The most dramatic Drastic revelation came two months ago with details of a 2018 submission to the US Defense Advanced Research Projects Agency by EcoHealth Alliance — the New York-based body headed by Peter Daszak, the controversial British scientist who has led efforts to dampen talk of lab leaks. It sought $14.2m for work with his long-term collaborators in Wuhan on a scheme to insert rare cleavage sites into SARS-like coronaviruses collected in the field, then conduct experiments on live bats. This particular request — supposedly aimed at “defusing the threat of bat-borne coronaviruses” — was rejected on risk grounds. Curiously, there has been fierce debate over the furin cleavage site on SARS-CoV-2, a feature not found on similar types of coronavirus that allows it to enter so efficiently into human cells.

Two years on, it remains impossible to prove the cause of this catastrophe.
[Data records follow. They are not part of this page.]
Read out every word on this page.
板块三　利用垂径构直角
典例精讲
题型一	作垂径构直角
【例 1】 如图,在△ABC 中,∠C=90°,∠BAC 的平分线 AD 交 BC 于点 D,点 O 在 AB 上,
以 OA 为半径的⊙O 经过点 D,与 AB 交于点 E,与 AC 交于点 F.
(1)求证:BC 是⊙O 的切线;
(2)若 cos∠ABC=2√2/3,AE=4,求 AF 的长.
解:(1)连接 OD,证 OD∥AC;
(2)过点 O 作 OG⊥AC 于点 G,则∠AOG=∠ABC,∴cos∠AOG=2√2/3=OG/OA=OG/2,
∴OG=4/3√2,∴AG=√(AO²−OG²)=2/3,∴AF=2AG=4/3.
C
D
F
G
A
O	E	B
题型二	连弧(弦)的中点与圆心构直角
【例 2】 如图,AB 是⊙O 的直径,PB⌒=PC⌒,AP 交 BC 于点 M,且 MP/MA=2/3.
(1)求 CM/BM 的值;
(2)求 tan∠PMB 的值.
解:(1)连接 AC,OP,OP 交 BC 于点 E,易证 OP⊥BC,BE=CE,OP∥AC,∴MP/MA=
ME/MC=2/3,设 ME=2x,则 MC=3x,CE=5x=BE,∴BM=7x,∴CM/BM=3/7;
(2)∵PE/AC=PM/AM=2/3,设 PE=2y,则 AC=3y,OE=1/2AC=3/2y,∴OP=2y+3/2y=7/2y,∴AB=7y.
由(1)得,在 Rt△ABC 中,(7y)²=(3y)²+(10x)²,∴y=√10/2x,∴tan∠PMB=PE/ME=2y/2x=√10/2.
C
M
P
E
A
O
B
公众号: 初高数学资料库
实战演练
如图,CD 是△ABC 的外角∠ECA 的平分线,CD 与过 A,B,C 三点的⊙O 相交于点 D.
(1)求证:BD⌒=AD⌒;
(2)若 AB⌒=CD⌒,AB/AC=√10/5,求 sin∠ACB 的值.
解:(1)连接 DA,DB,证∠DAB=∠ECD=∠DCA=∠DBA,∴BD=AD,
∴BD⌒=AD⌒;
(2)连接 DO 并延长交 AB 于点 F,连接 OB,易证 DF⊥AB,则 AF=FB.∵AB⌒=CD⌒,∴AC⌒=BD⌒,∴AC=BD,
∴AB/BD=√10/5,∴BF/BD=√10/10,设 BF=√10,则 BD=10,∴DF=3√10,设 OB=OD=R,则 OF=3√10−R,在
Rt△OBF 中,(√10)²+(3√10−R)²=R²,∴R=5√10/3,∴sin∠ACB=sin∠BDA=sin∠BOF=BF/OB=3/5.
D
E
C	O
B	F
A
The Communist regime led by President Xi Jinping should be a pariah for blocking investigations to discover the cause of this cruel disease given the terrible impact on the planet (and indeed for the crimes against humanity being inflicted on Muslim minorities in Xinjiang). Instead, it is preparing for another parade of its power with a global showcase as host of the Winter Olympics. Meanwhile we see how the WHO still kowtows to Beijing, skipping the use of ‘Xi’ when rifling through the Greek alphabet to name the latest variant of the virus ‘Omicron’ in deference to China’s leader. This symbolises how as wave after wave of this mutating virus washes over the world, there seems still the most astonishing global complacency over Beijing’s duplicitous actions that, regardless of the origins, have led to millions of fatalities.